The use of benchmark data for algorithmic assessment is standard in computer science 61 and benefits the replicability, fairness, and objectivity of the comparison while scaling up the design process of new techniques. 63 Benchmark data also enables the data-driven design of new models using machine-learning techniques. Benchmarking in visualization is not new for comparing algorithmic approaches, 64 but it is pretty novel when considering human judgment data.
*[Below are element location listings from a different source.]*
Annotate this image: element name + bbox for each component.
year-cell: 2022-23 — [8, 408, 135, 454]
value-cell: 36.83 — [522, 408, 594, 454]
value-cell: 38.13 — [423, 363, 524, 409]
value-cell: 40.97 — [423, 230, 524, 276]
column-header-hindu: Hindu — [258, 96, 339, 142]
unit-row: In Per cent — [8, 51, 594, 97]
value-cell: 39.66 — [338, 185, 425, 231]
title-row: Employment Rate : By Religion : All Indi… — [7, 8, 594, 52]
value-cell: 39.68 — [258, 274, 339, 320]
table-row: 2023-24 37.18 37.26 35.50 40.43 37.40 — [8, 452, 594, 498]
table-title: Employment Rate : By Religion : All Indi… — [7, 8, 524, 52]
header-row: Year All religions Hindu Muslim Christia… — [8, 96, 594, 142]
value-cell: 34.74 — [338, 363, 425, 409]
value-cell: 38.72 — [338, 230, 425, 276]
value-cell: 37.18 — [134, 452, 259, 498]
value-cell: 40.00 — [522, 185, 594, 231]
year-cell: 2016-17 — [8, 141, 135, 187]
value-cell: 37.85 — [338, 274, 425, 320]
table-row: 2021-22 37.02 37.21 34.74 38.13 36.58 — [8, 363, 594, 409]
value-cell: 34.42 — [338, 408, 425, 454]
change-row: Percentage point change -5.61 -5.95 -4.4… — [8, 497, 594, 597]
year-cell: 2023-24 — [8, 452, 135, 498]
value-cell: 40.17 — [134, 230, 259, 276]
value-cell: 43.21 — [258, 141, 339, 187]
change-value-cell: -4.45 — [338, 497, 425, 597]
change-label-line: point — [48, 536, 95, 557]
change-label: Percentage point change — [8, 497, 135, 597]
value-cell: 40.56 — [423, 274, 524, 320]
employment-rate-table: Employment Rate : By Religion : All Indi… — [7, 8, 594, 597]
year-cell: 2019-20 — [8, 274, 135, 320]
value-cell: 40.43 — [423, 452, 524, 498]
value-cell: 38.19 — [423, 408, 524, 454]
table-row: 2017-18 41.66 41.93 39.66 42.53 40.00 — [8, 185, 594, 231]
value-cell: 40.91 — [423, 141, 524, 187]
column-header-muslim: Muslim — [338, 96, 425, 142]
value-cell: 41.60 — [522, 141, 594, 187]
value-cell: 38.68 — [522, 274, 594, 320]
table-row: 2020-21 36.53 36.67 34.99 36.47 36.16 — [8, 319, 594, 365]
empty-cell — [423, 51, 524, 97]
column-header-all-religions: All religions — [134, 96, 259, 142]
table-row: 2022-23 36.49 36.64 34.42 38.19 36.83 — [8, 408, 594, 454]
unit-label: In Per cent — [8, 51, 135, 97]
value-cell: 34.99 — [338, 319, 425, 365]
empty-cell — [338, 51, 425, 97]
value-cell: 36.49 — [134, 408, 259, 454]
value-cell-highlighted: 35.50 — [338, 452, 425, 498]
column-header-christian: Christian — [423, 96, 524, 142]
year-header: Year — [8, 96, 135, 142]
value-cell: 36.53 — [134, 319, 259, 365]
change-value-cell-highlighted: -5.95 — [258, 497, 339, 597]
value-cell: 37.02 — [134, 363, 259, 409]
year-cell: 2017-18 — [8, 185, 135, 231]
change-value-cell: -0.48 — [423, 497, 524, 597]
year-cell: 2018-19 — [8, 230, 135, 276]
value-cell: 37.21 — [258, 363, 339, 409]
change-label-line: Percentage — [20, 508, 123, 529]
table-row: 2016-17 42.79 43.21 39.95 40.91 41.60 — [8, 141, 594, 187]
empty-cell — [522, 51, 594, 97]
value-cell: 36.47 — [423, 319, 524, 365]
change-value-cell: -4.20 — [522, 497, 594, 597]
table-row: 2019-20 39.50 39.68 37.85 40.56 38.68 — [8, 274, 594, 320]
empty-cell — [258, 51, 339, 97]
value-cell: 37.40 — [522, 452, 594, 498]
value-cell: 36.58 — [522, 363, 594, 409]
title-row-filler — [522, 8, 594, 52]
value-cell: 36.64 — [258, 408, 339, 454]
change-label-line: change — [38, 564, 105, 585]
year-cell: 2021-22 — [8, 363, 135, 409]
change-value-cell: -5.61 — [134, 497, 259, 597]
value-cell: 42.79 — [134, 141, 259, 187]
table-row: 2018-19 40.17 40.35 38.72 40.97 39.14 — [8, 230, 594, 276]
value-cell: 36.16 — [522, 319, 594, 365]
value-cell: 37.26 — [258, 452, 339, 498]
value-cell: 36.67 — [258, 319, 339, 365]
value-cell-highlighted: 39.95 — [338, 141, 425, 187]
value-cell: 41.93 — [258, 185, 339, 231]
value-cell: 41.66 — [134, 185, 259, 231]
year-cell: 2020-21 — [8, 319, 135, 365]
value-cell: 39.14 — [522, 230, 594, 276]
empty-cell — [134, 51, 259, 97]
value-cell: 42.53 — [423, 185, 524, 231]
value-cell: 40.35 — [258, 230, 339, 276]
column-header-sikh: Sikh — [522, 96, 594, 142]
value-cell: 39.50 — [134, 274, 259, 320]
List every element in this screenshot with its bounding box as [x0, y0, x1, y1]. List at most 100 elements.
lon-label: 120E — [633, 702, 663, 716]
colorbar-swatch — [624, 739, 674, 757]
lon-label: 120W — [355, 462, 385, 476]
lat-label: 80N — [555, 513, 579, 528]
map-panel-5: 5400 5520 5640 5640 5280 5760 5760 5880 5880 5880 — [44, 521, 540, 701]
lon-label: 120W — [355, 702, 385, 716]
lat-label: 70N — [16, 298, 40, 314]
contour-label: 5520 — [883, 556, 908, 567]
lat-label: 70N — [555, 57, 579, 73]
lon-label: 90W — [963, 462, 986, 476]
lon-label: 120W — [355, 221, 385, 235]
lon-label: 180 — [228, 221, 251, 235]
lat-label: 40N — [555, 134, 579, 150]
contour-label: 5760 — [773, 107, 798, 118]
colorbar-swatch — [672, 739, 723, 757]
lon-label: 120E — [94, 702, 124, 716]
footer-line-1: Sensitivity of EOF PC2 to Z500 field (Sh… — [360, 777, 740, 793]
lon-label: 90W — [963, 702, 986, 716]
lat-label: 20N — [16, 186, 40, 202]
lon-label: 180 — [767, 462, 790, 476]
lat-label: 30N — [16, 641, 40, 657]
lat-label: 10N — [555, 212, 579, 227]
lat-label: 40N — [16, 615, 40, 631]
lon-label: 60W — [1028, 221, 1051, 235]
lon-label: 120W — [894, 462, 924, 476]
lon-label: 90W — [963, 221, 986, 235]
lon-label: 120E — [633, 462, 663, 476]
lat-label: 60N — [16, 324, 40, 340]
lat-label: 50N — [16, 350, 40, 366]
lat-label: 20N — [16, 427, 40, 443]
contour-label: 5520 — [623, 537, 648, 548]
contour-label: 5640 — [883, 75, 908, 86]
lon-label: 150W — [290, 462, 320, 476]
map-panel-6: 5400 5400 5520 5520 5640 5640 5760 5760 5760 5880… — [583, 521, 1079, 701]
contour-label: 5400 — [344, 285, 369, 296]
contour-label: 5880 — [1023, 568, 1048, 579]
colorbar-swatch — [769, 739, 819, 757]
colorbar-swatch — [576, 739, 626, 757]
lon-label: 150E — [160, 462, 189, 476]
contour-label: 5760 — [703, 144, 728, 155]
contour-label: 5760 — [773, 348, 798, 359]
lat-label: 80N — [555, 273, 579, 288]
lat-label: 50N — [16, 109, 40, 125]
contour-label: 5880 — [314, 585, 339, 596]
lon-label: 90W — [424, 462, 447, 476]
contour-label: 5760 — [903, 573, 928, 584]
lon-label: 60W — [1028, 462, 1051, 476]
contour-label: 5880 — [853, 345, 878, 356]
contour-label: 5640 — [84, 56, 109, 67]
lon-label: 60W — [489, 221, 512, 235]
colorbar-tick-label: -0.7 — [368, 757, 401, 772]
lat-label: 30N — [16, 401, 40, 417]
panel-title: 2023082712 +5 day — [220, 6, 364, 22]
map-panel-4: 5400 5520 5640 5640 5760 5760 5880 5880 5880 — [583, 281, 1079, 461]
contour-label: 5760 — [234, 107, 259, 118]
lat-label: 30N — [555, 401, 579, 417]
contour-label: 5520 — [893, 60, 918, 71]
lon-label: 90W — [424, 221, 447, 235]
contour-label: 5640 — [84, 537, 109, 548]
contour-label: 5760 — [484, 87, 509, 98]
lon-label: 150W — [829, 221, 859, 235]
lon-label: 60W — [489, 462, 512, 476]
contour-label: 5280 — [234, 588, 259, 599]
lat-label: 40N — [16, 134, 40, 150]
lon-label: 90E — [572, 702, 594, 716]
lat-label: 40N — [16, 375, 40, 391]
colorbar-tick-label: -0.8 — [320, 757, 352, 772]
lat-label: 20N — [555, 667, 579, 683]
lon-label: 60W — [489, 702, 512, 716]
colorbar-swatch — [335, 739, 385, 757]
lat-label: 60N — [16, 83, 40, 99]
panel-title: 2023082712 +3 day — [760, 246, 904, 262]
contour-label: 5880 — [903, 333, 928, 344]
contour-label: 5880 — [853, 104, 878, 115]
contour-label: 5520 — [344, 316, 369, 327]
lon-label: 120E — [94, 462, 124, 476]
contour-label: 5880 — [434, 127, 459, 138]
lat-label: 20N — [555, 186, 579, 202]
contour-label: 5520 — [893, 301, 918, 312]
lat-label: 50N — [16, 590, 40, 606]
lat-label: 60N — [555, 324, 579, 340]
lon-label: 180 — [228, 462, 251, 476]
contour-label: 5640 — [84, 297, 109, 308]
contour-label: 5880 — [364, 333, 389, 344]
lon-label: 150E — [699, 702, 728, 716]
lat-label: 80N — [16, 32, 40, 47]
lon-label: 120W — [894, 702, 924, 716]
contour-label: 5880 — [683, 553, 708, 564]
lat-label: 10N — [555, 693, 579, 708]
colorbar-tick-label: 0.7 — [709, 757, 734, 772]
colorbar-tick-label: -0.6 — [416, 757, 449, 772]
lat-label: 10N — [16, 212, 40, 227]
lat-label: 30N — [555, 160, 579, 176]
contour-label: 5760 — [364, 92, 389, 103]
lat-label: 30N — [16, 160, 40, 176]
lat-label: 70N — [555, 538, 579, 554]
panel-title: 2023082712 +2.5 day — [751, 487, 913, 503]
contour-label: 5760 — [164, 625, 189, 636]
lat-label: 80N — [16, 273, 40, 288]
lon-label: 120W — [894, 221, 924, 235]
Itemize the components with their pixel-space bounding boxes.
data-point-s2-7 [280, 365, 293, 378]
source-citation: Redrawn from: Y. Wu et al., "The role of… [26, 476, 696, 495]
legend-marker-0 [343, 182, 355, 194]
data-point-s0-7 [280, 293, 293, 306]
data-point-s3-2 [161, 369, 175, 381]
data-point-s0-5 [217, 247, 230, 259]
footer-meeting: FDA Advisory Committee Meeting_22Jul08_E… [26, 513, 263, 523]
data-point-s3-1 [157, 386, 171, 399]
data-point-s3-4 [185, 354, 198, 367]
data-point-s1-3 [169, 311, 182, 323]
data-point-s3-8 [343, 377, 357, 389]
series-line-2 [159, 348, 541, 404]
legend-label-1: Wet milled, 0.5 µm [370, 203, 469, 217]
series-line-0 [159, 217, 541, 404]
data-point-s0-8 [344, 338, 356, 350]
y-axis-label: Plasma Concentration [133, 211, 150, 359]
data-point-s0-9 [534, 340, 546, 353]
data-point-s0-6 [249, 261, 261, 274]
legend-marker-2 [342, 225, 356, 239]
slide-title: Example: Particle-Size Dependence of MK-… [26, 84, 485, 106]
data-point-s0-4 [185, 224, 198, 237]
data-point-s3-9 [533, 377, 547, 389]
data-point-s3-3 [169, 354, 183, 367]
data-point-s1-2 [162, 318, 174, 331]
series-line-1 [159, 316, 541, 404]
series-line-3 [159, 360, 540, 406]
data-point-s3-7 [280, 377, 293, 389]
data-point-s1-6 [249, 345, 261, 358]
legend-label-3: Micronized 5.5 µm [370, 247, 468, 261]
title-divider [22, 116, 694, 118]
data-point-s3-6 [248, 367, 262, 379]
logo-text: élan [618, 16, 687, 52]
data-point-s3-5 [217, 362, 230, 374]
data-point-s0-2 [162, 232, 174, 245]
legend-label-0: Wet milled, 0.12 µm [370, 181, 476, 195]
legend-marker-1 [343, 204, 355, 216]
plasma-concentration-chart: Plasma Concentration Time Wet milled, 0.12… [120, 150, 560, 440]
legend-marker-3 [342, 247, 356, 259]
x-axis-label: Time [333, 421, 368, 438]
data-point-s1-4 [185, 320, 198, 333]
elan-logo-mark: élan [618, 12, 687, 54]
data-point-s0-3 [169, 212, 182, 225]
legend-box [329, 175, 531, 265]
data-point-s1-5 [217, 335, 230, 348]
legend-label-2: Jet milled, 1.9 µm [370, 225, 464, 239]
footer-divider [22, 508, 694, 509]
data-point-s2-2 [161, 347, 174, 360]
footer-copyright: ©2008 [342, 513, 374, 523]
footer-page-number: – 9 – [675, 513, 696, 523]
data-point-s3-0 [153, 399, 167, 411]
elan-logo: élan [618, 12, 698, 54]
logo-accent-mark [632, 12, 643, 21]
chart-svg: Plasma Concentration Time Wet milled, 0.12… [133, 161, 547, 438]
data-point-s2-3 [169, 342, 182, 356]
Once a benchmark of judgment data is set, it avoids investing unnecessary expert resources to design user studies and collect similar data, and it prevents the additional risk of failure in doing so. By being able to re-use previously collected judgment data S1 and S2, our work demonstrates that it is possible to generate such benchmark data once and use them multiple times for the evaluation and the design of new VQMs. Hence, we advocate for including in the design process of quantitative user studies a reflection on the possibility to re-use the collected data beyond evaluation, to enable generating and training new models. How to develop such benchmark judgment data to facilitate their re-use in visualization design is a challenging research topic worthy of investigation.